Other brokers may not be aware of the substantial amount of extra profit that banks can make by selling their own funds, Mr. Kehrer said. Generally, for every $1 of profit from the sale of a third-party fund, a bank could make $2 by selling its own, he said.

Mr. Knopf said in many cases banks were late to start their funds, so some bank-affiliated brokers may not be pushing the sales of these funds as much as third-party funds.

Banks also vary widely in how well they sell their own funds, and there is some dispute as to how hard they should push their own funds. Until recently, Mr. Ash said, roughly 80% of the funds sold through Fleet branches were the bank's own Galaxy funds.

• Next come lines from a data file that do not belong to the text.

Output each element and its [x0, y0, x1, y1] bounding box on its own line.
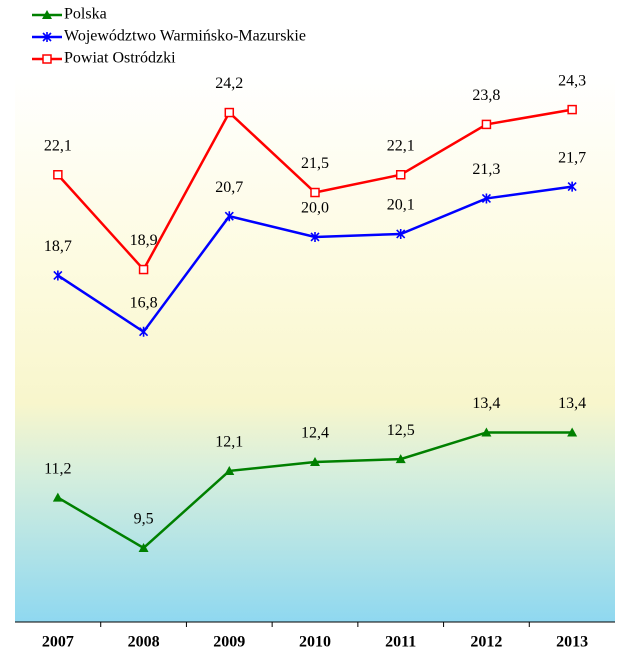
- data-point: [310, 231, 320, 242]
- data-label: 21,3: [472, 161, 500, 178]
- legend-marker: [42, 54, 52, 64]
- data-label: 12,1: [215, 434, 243, 451]
- data-label: 13,4: [472, 395, 500, 412]
- data-point: [52, 492, 63, 502]
- data-point: [396, 228, 406, 239]
- data-label: 24,3: [558, 72, 586, 89]
- data-label: 21,7: [558, 149, 586, 166]
- data-label: 22,1: [44, 137, 72, 154]
- data-point: [567, 181, 577, 192]
- data-point: [310, 187, 320, 198]
- data-label: 20,1: [387, 197, 415, 214]
- data-label: 24,2: [215, 75, 243, 92]
- data-point: [224, 107, 235, 118]
- legend-label: Powiat Ostródzki: [64, 50, 176, 67]
- data-label: 12,4: [301, 425, 329, 442]
- data-point: [481, 427, 492, 437]
- data-label: 11,2: [44, 460, 71, 477]
- data-label: 20,0: [301, 200, 329, 217]
- data-label: 20,7: [215, 179, 243, 196]
- data-point: [481, 119, 492, 130]
- data-label: 21,5: [301, 155, 329, 172]
- data-point: [53, 270, 63, 281]
- x-tick-label: 2008: [128, 634, 160, 651]
- data-label: 9,5: [134, 511, 154, 528]
- x-tick-label: 2011: [385, 634, 416, 651]
- data-point: [53, 170, 63, 180]
- data-point: [395, 170, 406, 180]
- legend-marker: [42, 32, 52, 42]
- data-point: [310, 457, 320, 467]
- x-tick-label: 2007: [42, 634, 74, 651]
- data-label: 13,4: [558, 395, 586, 412]
- data-label: 12,5: [387, 422, 415, 439]
- data-label: 16,8: [130, 294, 158, 311]
- legend-label: Polska: [64, 6, 107, 23]
- data-point: [567, 427, 578, 437]
- data-point: [224, 465, 235, 475]
- legend-label: Województwo Warmińsko-Mazurskie: [64, 28, 306, 45]
- data-label: 23,8: [472, 87, 500, 104]
- legend-marker: [42, 10, 52, 19]
- data-label: 22,1: [387, 137, 415, 154]
- x-tick-label: 2012: [470, 634, 502, 651]
- data-point: [395, 454, 406, 464]
- data-point: [224, 211, 234, 222]
- data-label: 18,7: [44, 238, 72, 255]
- data-point: [139, 326, 149, 337]
- x-tick-label: 2010: [299, 634, 331, 651]
- data-point: [481, 193, 491, 204]
- x-tick-label: 2009: [213, 634, 245, 651]
- data-point: [567, 104, 577, 115]
- data-label: 18,9: [130, 232, 158, 249]
- data-point: [138, 542, 149, 552]
- data-point: [138, 264, 149, 275]
- x-tick-label: 2013: [556, 634, 588, 651]
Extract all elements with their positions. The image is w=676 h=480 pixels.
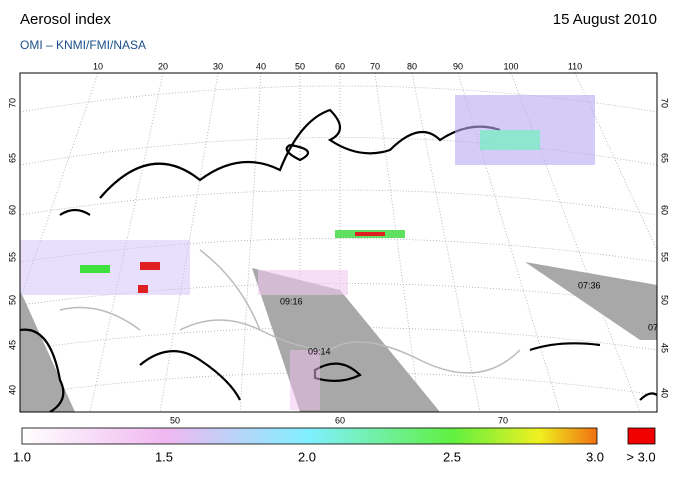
lat-label: 45 [660,343,670,353]
lon-label: 40 [256,61,266,71]
colorbar-label: 2.5 [443,449,461,464]
lon-label: 110 [568,61,582,71]
title: Aerosol index [20,11,111,28]
orbit-time: 07:36 [578,280,601,290]
subtitle: OMI – KNMI/FMI/NASA [20,38,146,52]
lon-label: 30 [213,61,223,71]
lat-label: 50 [660,295,670,305]
lat-label: 40 [660,388,670,398]
lat-label: 65 [660,153,670,163]
lon-label: 70 [498,415,508,425]
orbit-time: 09:14 [308,346,331,356]
lon-label: 50 [295,61,305,71]
map-frame [19,72,658,413]
colorbar [21,427,598,445]
lat-label: 55 [660,252,670,262]
lat-label: 70 [660,98,670,108]
lon-label: 100 [503,61,518,71]
lon-label: 60 [335,61,345,71]
lon-label: 90 [453,61,463,71]
lon-label: 60 [335,415,345,425]
lat-label: 40 [7,385,17,395]
colorbar-label: 1.0 [13,449,31,464]
lat-label: 70 [7,98,17,108]
lat-label: 50 [7,295,17,305]
lat-label: 65 [7,153,17,163]
lon-label: 50 [170,415,180,425]
orbit-time: 09:16 [280,296,303,306]
lon-label: 70 [370,61,380,71]
lat-label: 45 [7,340,17,350]
lon-label: 80 [407,61,417,71]
lon-label: 20 [158,61,168,71]
colorbar-label: 2.0 [298,449,316,464]
lat-label: 60 [7,205,17,215]
lat-label: 55 [7,252,17,262]
colorbar-label: 1.5 [155,449,173,464]
lon-label: 10 [93,61,103,71]
date: 15 August 2010 [553,11,657,28]
overflow-swatch [627,427,656,445]
colorbar-label: 3.0 [586,449,604,464]
orbit-time: 07:35 [648,322,671,332]
lat-label: 60 [660,205,670,215]
overflow-label: > 3.0 [626,449,655,464]
map-area: 09:16 09:14 07:36 07:35 [20,73,671,412]
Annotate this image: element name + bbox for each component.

The company later intentionally reduced that number to around 50%, because it wanted customers to diversify their financial assets as much as possible, Mr. Ash said. Galaxy funds now make up between 44% and 55% of Fleet's sales.

For Bank One and First Union, proprietary funds make up 30% to 40% of their investment product sales, Mr. Kehrer said. However, proprietary funds at Summit, Compass Bancshares of Birmingham, Ala., and M&T Bank Corp. of Buffalo hover between 5% and 10% of their fund sales, he said.